つまりスコールは手間をとらせない購買の方がname達の負担を減らせると思っているのだろうか。

「気を使ってくれているの?」
「いや、そんな……つもりじゃないんだが……、……」

やがてまた黙り込んでしまうスコール。
けれどまだ言葉を聞かせてくれそうな間と、雰囲気。
箸を置いていたnameは黙ってスコールの言葉を待つ。

「nameと話したら、多分もっと話したくなる……から、邪魔になるだろ」

ああ、やっぱりスコールはいろいろ考えていた。
nameの負担になるからと、わざわざ購買を利用していたのだ。
なんていじらしい。なんてかわいらしい。
その整えられた髪をわしゃわしゃと撫で回したい衝動に駆られたが、それは流石に怒られる、とnameの理性が押しとどめた。

「ふふふっ」

代わりに零れるのは小さな笑い声。
nameの笑い声を聞いたスコールが不機嫌そうに眉を顰めて顔を上げた。

「笑うな」
「ごめんね、嬉しくて」
「……」
「気を使ってくれたんだね、ありがとう」
「……別に」
「それから、聞かせてくれてありがとう」
「……」

むす、と噤んだ唇。
ほんのりと色づく頬が彼の感情を素直に表しているようで、微笑ましいことこのうえない。
スコールは優しい子だ。他人を思いやれる心根をもつ、優しい子。
そんな子がいろいろ小難しいことを考えて言葉を閉ざしてしまうことはとても勿体のないこと。
少しずつ心を吐き出させてやれるように背を押してやりたい。それがnameのスコールに対する率直な気持ちだった。
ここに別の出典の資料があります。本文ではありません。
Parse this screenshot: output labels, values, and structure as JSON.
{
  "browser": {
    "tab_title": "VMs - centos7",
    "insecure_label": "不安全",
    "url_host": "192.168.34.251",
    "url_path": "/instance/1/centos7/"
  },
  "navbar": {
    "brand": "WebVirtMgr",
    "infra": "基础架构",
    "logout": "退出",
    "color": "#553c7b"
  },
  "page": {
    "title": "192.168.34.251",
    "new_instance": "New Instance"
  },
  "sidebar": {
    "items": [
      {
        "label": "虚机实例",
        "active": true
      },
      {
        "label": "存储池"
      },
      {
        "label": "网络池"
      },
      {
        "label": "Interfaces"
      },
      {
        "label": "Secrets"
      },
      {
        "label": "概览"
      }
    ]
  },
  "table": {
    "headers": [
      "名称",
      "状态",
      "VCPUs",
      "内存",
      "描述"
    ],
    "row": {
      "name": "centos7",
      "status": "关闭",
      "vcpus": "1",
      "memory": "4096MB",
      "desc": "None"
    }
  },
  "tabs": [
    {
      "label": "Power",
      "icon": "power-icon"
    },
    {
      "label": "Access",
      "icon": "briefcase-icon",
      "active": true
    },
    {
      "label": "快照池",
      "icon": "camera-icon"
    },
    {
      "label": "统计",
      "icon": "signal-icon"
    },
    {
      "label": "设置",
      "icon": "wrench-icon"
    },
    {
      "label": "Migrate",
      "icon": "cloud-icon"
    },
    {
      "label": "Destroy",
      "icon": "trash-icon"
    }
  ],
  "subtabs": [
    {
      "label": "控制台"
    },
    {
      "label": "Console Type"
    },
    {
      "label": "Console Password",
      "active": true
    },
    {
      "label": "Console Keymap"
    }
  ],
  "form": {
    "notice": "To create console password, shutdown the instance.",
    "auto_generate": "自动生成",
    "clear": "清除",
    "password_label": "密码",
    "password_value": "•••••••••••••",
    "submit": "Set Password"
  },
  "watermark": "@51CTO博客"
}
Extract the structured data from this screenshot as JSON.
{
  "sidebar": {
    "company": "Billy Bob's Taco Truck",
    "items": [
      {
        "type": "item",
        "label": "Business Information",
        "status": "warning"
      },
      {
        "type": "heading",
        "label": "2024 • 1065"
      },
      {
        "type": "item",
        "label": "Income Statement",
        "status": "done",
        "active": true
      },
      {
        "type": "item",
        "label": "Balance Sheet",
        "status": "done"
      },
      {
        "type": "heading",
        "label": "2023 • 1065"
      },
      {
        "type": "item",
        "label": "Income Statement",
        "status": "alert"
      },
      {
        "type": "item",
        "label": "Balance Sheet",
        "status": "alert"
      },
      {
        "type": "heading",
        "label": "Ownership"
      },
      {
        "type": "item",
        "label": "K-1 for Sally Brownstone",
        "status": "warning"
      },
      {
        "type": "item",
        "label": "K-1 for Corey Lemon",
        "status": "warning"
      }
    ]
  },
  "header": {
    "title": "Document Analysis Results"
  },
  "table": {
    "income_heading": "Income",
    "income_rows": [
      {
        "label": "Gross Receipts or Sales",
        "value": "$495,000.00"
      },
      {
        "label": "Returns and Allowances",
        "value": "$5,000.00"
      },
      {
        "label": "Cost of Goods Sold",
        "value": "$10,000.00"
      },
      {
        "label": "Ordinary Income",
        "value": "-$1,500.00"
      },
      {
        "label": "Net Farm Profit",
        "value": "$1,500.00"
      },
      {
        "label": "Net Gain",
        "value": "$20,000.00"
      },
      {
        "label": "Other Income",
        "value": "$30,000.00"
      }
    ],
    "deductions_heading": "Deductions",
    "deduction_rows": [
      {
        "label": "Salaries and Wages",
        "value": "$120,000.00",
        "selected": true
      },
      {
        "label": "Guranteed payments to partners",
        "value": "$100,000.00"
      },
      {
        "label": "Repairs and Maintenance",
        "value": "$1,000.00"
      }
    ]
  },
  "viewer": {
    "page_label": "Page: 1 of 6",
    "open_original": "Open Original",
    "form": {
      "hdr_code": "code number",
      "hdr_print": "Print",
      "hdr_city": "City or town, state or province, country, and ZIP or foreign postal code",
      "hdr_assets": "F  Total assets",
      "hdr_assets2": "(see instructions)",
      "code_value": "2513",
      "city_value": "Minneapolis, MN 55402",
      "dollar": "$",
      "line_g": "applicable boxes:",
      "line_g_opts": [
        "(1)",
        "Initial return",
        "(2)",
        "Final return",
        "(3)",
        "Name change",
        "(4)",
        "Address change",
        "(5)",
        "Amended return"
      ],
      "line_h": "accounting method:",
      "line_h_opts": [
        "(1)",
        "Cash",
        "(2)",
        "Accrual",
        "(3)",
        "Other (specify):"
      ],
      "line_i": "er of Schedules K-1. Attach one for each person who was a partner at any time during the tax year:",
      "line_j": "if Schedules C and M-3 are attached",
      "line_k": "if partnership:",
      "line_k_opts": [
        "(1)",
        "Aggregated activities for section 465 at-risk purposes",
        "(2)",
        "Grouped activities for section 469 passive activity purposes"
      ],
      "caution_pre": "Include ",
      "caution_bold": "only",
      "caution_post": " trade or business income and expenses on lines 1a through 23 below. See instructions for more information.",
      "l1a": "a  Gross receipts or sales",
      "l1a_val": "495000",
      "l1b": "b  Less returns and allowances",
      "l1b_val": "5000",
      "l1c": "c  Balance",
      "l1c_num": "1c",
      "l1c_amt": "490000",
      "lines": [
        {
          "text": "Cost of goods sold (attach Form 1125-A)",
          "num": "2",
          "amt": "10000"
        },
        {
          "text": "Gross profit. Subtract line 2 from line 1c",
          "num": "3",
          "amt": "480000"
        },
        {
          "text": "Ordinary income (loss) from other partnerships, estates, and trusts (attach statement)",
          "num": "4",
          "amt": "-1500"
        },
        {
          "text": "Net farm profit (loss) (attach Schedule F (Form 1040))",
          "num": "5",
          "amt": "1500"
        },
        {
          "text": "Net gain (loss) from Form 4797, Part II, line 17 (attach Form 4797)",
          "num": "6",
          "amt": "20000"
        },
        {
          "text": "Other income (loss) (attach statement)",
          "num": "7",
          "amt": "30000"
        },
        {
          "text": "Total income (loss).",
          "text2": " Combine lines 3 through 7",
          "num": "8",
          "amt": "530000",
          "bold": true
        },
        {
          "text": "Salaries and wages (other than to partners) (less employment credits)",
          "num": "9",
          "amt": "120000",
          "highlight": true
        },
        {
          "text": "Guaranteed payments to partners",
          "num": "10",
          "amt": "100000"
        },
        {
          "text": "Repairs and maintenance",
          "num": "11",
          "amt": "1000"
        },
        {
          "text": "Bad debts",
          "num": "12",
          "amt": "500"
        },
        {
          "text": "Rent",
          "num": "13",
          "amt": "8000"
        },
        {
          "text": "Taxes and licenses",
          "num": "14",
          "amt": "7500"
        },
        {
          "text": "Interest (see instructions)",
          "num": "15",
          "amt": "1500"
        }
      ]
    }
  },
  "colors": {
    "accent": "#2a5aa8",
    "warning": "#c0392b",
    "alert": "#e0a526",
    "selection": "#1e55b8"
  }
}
「確かに昼時は忙しいね。でもいつもこうしてスコールとお話しているでしょう?」
「……」
「明日もきっとこの時間帯にお昼休憩貰えると思うの。だからその時間に合わせて来てくれる?」
「え」
「一緒にお昼ご飯食べようか。スコールへのおすすめはね、カツカレー定食かな。ボリュームあるよ」

麺類もあるよ。スコールはどんな食べ物が好きなの?
なんて笑いかければスコールは呆けた顔で数度瞬きをしたのち、ゆっくりと破顔した。
その表情がとても綺麗で、なんだか子供のようで。
正確には彼はまだ子供なのだけれど、それでもひとつ、彼の感情を引き出せたような気がしてnameは嬉しさを感じたのだ。

「nameと同じものが食べたい」
「ん?いいの?賄いに合わせて私が作ることになっちゃうよ」
「なんだ、願ってもないな。それでいい、……いや、それがいいな」

テーブルに肘をつき、満足げに目を細めるスコール。
そしてやがて閉じられた瞼。伏せた睫が薄い頬に影を落とす。

明日は楽しい昼時になりそう。
nameの胸は明日への期待で満たされたのだった。